Perez was taken to the 60th Precinct stationhouse in Coney Island Thursday where she was met by her mother and her mother's boyfriend.

The incident raised red flags in light of last year's disappearance of Avonte Oquendo, a 14-year-old autistic boy who went missing from his school last October and was found dead in January.

The Department of Education vowed at the time to prevent any incident like Oquendo from happening again.

"Anyone who had responsibility is going to feel some consequences because it's just unacceptable that we don't watch out for every child, particularly our children with special needs," Mayor Bill de Blasio said during an unrelated press conference Thursday afternoon. 

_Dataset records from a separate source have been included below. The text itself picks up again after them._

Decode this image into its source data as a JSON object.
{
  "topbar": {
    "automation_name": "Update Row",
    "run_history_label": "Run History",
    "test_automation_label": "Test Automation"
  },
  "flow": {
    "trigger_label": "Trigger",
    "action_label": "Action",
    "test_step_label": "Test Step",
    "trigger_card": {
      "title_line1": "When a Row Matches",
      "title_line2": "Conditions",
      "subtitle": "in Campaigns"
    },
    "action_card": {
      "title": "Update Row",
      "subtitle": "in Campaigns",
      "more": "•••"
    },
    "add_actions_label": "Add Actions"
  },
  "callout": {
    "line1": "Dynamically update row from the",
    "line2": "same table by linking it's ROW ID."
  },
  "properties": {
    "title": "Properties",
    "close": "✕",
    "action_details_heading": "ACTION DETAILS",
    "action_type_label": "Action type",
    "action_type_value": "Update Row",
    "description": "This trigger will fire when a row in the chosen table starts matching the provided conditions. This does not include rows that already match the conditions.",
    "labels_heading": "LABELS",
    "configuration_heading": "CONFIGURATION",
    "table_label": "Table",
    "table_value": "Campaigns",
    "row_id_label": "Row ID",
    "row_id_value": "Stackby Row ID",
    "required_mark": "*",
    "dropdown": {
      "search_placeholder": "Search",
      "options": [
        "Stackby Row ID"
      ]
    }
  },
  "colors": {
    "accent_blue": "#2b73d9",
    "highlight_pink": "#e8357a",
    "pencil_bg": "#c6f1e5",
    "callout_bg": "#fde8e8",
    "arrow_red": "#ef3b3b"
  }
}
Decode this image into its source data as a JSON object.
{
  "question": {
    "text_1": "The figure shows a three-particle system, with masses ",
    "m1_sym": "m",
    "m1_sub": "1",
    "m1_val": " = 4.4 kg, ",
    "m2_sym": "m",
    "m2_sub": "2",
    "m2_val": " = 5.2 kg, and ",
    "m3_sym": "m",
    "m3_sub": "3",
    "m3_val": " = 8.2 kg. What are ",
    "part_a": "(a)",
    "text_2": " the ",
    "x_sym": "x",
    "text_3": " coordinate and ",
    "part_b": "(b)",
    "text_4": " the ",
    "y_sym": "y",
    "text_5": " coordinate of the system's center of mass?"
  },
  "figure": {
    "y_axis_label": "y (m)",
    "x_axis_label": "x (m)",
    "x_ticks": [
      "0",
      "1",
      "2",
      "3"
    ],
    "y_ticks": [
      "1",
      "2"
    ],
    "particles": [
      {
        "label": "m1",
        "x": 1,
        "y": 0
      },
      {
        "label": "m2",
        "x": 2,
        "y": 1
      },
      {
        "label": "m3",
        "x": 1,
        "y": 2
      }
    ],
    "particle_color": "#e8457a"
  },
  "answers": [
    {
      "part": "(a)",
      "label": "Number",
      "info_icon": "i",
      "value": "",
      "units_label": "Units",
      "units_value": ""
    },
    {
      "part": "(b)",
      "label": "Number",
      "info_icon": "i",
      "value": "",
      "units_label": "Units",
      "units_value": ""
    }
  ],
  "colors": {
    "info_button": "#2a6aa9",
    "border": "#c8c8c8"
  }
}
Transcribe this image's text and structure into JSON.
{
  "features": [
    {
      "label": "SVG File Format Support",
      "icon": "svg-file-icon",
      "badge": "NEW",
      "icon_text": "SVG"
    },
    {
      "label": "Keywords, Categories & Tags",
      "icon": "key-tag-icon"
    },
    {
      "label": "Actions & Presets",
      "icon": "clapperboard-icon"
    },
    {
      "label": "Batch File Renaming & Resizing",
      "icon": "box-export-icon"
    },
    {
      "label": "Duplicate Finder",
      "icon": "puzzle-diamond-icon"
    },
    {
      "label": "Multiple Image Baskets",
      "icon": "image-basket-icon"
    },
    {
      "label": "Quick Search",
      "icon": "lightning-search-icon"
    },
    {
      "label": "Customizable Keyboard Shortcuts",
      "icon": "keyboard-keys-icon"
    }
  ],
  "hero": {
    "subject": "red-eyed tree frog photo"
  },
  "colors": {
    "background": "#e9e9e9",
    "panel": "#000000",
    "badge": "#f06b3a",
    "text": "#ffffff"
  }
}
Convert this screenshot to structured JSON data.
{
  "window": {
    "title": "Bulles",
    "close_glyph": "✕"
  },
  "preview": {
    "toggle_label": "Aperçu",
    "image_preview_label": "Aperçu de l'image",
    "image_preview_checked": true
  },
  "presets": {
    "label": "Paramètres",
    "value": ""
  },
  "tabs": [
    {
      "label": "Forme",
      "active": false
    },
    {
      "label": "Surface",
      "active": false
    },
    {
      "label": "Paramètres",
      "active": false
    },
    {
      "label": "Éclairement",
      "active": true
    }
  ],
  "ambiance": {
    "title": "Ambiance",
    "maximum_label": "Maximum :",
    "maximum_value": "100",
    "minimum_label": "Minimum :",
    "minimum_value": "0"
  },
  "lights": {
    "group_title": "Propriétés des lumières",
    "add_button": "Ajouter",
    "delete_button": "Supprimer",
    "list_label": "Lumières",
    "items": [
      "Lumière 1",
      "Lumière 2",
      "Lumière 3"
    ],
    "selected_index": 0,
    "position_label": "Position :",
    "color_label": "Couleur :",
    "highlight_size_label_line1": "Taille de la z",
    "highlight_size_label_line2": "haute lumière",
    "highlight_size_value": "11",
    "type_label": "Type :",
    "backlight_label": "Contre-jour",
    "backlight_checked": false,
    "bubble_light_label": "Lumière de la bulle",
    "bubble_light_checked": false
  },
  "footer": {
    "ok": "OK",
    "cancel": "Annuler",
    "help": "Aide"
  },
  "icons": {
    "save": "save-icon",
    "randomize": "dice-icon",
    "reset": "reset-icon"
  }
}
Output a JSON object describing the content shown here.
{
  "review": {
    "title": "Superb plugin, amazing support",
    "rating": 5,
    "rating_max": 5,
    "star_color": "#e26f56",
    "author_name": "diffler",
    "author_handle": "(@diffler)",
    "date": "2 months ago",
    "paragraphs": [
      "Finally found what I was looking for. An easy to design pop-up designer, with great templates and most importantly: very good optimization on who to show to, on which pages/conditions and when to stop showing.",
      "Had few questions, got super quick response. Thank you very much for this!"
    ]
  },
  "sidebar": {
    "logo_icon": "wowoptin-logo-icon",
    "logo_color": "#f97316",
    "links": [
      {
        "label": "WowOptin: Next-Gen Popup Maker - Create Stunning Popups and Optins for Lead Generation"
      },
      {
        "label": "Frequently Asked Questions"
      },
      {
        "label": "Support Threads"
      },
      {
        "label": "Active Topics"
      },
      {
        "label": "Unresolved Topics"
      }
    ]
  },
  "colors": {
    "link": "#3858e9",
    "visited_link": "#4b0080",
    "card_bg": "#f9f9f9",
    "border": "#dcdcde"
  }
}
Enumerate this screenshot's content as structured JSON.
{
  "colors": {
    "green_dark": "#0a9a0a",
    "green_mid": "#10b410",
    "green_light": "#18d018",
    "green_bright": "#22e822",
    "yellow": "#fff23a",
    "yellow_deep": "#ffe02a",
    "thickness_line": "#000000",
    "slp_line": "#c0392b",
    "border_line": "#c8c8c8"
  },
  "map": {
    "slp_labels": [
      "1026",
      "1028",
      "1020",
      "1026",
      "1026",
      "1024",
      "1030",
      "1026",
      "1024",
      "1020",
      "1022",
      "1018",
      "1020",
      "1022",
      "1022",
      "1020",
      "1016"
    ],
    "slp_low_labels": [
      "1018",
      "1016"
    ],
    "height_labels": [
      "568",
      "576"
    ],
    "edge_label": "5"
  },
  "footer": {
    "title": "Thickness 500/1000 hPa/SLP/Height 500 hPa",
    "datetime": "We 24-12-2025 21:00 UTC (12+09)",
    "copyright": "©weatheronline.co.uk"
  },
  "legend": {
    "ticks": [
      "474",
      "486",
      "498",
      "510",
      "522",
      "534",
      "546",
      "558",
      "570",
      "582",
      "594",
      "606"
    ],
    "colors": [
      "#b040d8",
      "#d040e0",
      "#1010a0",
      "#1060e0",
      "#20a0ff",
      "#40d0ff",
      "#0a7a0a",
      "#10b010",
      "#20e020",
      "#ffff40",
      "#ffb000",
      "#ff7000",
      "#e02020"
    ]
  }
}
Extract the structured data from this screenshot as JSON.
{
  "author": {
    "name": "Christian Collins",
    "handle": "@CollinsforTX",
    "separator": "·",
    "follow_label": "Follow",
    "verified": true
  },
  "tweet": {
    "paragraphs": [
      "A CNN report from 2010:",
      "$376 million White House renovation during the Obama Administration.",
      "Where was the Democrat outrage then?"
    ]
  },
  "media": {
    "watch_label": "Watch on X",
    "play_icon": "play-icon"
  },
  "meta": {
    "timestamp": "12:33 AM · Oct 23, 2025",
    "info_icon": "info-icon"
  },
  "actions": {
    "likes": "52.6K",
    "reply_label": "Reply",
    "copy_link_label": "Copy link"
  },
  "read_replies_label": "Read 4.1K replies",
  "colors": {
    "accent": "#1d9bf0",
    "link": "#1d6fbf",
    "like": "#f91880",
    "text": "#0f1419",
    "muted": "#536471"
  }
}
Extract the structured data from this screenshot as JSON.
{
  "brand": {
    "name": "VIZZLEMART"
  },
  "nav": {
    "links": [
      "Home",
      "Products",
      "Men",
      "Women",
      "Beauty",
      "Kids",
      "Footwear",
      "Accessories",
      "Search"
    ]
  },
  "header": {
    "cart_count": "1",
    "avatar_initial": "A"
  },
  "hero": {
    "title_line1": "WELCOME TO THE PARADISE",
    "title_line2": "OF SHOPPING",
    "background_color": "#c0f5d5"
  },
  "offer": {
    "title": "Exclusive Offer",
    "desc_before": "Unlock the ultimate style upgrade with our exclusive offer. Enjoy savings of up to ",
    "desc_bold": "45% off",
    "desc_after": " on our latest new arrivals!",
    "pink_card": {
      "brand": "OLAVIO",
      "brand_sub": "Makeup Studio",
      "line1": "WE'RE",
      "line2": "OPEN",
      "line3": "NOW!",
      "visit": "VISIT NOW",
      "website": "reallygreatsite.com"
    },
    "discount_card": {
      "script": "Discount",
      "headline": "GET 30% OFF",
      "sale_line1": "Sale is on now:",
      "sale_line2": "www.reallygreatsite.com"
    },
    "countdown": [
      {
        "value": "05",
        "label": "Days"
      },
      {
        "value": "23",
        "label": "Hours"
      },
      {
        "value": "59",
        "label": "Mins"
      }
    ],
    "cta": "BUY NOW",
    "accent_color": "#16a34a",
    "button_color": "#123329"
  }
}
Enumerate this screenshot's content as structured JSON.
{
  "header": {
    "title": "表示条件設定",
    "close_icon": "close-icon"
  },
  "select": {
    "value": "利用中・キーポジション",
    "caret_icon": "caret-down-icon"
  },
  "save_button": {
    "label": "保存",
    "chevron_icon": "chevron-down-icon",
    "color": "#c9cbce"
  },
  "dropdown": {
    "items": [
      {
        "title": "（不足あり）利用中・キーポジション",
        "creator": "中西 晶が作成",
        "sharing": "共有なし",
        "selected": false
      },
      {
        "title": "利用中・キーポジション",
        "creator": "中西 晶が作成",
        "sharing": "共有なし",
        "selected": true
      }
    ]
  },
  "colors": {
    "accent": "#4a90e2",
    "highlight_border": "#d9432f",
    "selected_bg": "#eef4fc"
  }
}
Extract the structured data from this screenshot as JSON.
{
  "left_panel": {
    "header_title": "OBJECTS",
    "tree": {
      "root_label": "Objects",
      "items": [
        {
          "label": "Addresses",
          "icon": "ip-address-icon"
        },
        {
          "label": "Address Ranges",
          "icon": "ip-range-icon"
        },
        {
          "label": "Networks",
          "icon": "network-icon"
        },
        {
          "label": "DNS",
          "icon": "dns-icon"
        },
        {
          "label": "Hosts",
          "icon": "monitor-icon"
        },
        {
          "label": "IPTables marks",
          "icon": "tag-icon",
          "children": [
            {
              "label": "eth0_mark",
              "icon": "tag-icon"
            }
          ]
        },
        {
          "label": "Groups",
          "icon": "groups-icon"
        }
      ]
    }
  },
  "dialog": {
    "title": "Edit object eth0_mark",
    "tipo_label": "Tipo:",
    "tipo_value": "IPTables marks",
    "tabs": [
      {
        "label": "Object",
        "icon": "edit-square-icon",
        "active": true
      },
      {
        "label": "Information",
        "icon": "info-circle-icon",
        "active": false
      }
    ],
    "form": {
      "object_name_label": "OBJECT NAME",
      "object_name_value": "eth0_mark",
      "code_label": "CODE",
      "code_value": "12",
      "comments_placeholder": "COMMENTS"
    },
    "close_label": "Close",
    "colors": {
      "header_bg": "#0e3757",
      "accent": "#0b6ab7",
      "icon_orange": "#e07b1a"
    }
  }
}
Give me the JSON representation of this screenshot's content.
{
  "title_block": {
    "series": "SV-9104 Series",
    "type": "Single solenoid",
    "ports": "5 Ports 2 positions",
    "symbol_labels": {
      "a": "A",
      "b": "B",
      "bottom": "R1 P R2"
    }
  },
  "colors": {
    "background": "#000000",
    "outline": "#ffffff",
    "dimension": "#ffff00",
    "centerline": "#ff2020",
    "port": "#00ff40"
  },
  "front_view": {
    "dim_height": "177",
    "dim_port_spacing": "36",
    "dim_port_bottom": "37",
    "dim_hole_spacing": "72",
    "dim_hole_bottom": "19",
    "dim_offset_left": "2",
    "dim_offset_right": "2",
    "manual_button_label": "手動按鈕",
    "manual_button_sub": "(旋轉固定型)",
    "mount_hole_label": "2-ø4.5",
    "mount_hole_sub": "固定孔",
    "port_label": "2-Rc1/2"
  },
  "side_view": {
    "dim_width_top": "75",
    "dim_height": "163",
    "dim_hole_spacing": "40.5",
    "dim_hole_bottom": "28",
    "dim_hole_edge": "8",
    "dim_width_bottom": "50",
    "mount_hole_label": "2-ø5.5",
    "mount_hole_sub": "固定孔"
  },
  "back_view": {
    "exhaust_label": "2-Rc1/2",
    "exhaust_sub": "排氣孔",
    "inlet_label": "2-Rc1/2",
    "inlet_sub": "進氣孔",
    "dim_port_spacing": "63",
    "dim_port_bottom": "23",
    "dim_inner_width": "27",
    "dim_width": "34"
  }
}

"This is a moment that we're going to use to get a very clear message across to all our employees that this is unacceptable behavior and it won't be tolerated," the mayor added.

It was not immediately clear how Nashaly managed to leave the school.

Perez's mother, Sandra Rodriguez, said no one notified her of her daughter's disappearance until she went to pick Nashaly up at 1 p.m. Monday for a doctor's appointment. When she arrived, Nashaly's paraprofessional told her, "Your daughter left school," Rodriguez said.

Rodriguez said staff in the principal's office "kept working, ignoring her" and told the panicked mother to leave, because "they were done with her." Rodriguez said she had to call 911 to spur the search for her child.

The Department of Education did not immediately respond to requests for comment. However, the principal of Nashaly's school, Joan Antonelli, was reassigned after she went missing, sources said.

De Blasio said the city is moving as quickly as possible to get door alarms installed at all city schools as required under a law passed after Avonte's death.

Even though the school had an alarm it still may not have kept Nashaly from walking out, the mayor added. 

"This strikes me as human error. This does not strike me as an equipment problem," de Blasio said. "This does not strike me as a problem of a lack of alarms. This strikes me as people not doing their jobs."

The office for the special commissioner of investigation, which pored over the circumstances of Avonte's disappearance, said Thursday that it was still determining if it would look into Nashaly's vanishing as well, a spokeswoman said.

"Every parent feels a sense of vulnerability when they don't know where their children are," de Blasio said, adding that his heart went out to Nashaly's parents. "It's not acceptable that this happened."